Bound states, scattering states and resonant states in PT-symmetric open quantum systems (1505.04267v2)

Abstract: We study a simple open quantum system with a PT-symmetric defect potential as a prototype to illustrate general features of PT-symmetric open quantum systems; however, the potential could be mimicked by a number of recent PT experiments. One key feature is the resonance in continuum (RIC), which appears in both the discrete spectrum and scattering spectrum. The RIC forms a standing wave extending throughout the spatial extent of the system, representing a resonance between the open environment and the central PT-symmetric potential. We illustrate that as one deforms the system parameters, the RIC may exit the continuum by splitting into a bound state and a virtual bound state at the band edge, a process that should be experimentally observable. We also study the exceptional points (EPs) at which two eigenvalues coalesce; we categorize these as either EP2As, at which two real-valued solutions coalesce before becoming complex-valued, or EP2Bs, for which the two solutions are complex on either side of the EP. The EP2As are associated with PT-symmetry breaking; we argue that these are more stable against parameter perturbation than the EP2Bs.
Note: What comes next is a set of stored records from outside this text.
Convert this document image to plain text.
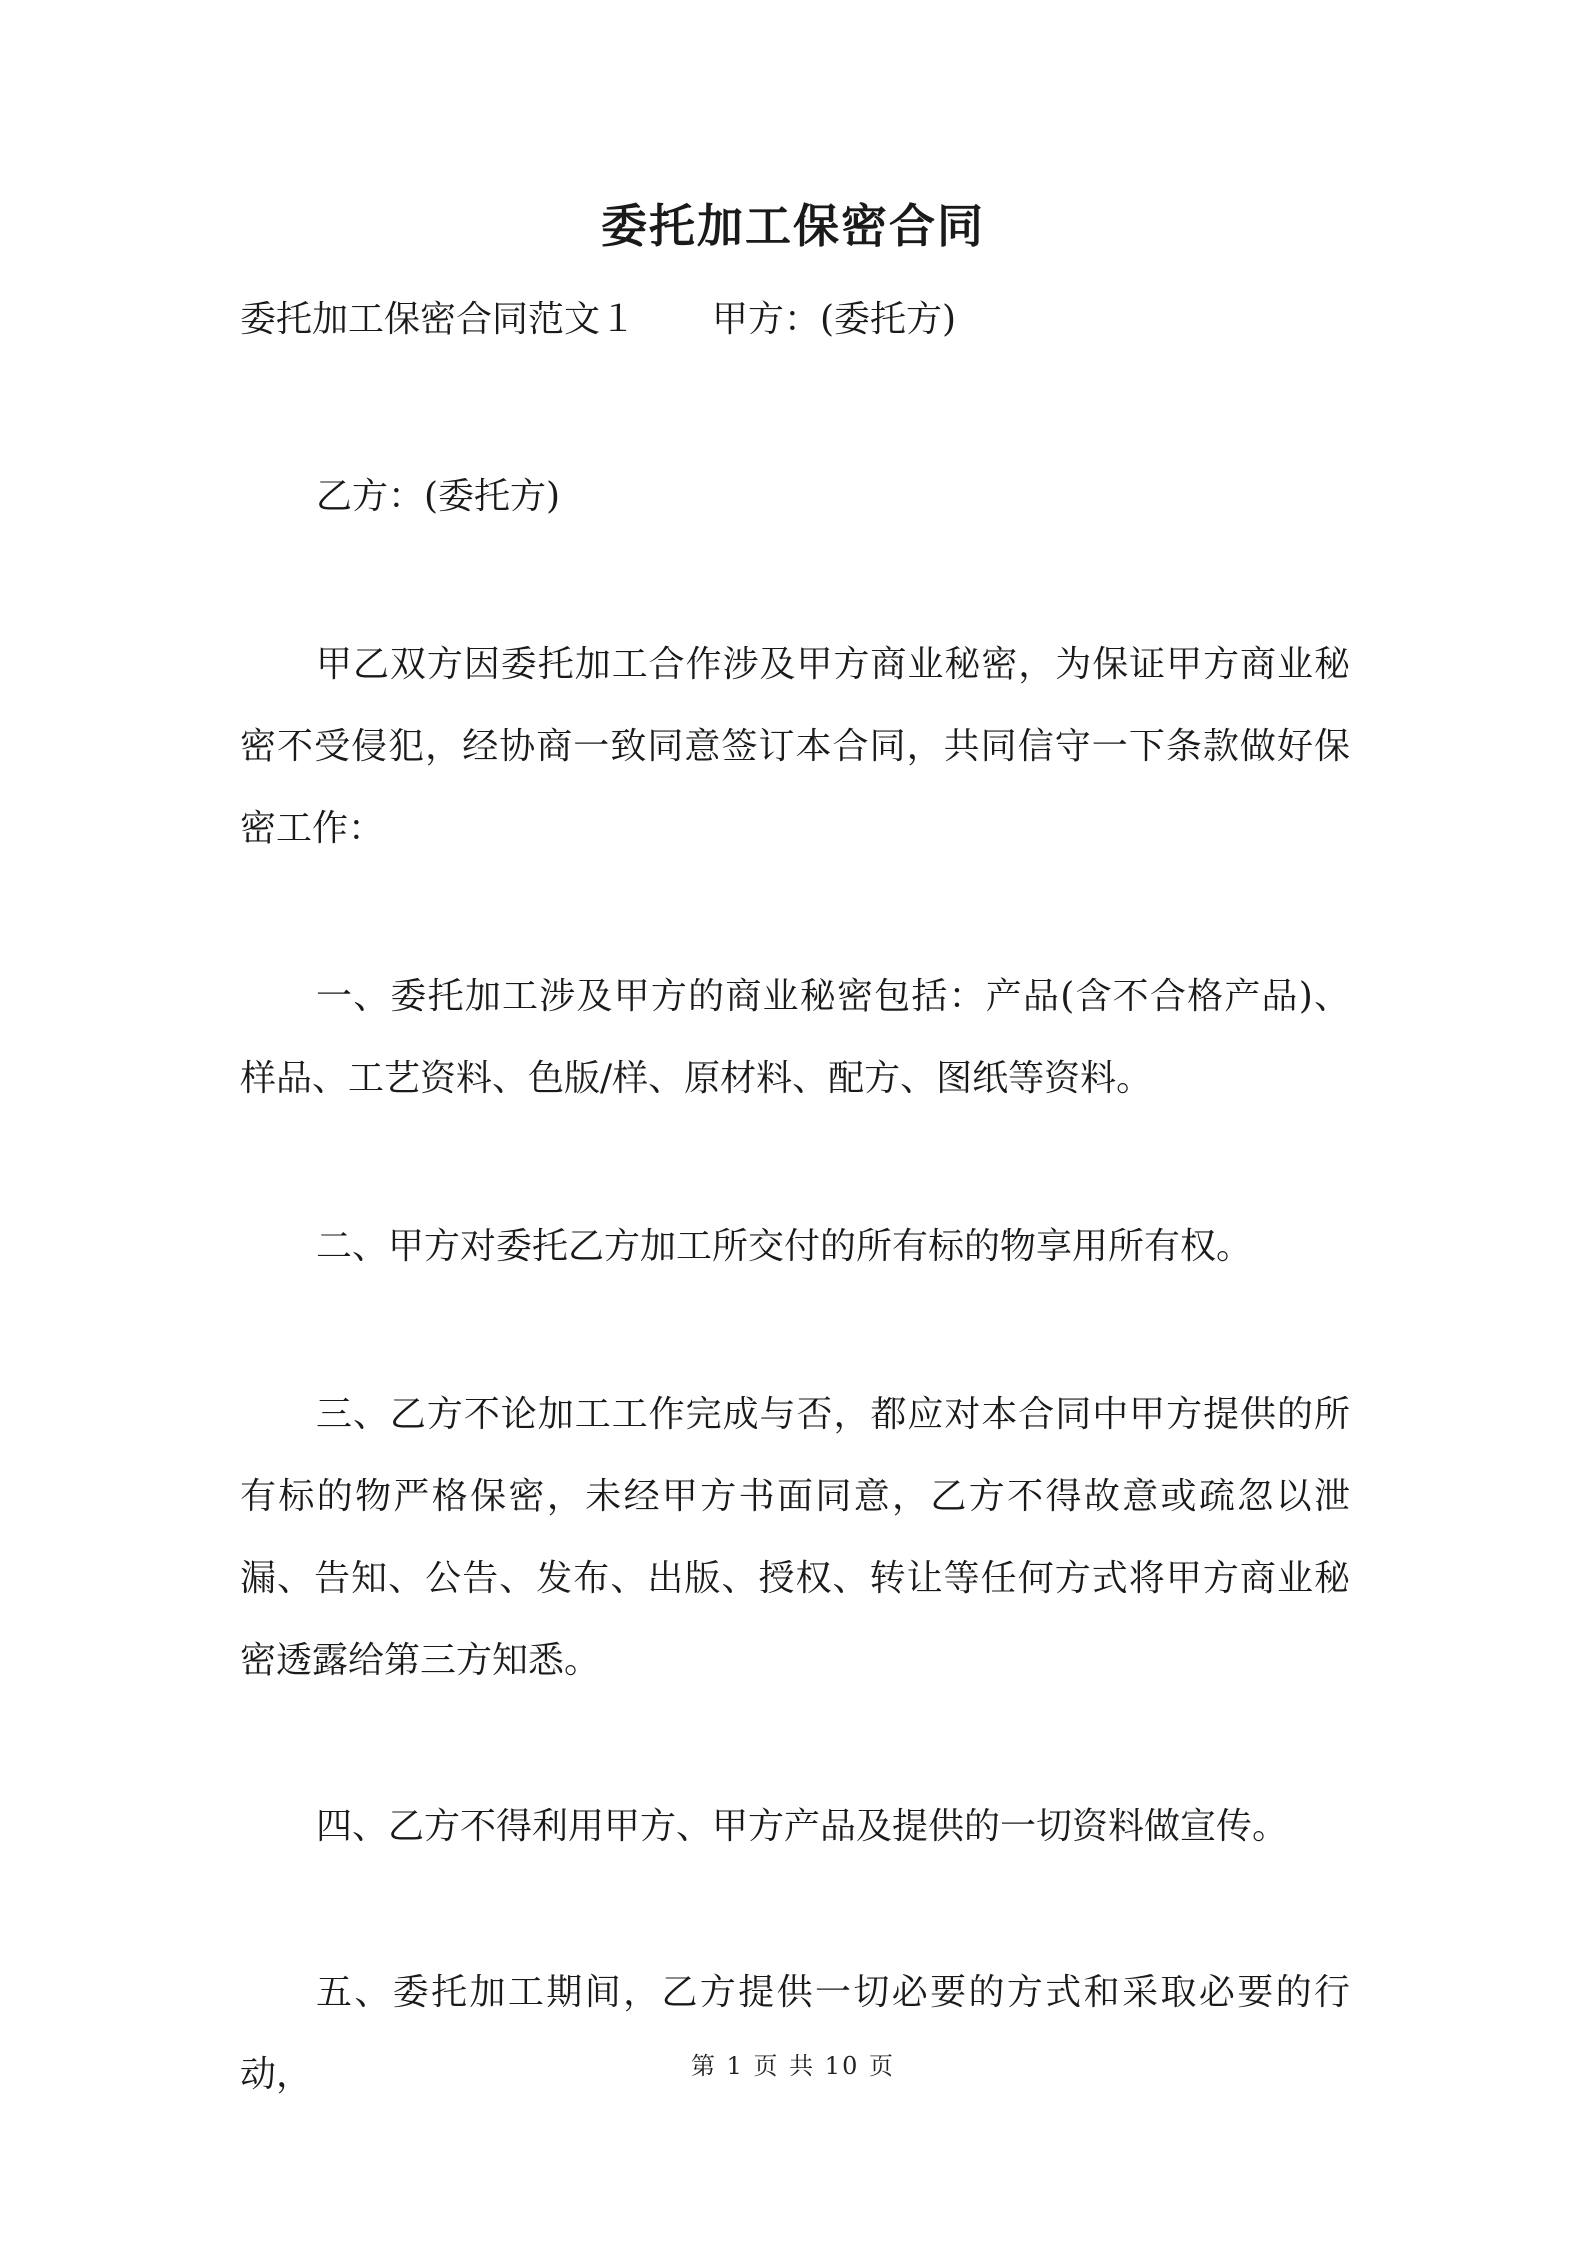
委托加工保密合同
委托加工保密合同范文１ 甲方：(委托方)
乙方：(委托方)
甲乙双方因委托加工合作涉及甲方商业秘密，为保证甲方商业秘密不受侵犯，经协商一致同意签订本合同，共同信守一下条款做好保密工作：
一、委托加工涉及甲方的商业秘密包括：产品(含不合格产品)、样品、工艺资料、色版/样、原材料、配方、图纸等资料。
二、甲方对委托乙方加工所交付的所有标的物享用所有权。
三、乙方不论加工工作完成与否，都应对本合同中甲方提供的所有标的物严格保密，未经甲方书面同意，乙方不得故意或疏忽以泄漏、告知、公告、发布、出版、授权、转让等任何方式将甲方商业秘密透露给第三方知悉。
四、乙方不得利用甲方、甲方产品及提供的一切资料做宣传。
五、委托加工期间，乙方提供一切必要的方式和采取必要的行动，	第 1 页 共 10 页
We also study complex-valued solutions of the discrete spectrum for which the wave function is nevertheless spatially localized, something not allowed in traditional open quantum systems; we illustrate that these may form quasi-bound states in continuum (QBICs) under some circumstances. We also study the scattering properties of the system, including states that support invisible propagation and some general features of perfect transmission states. We finally construct scattering states that satisfy PT-symmetric boundary conditions; while these states do not conserve the traditional probability current, we introduce the PT-current that is preserved. The perfect transmission states appear as a special case of the PT-symmetric scattering states.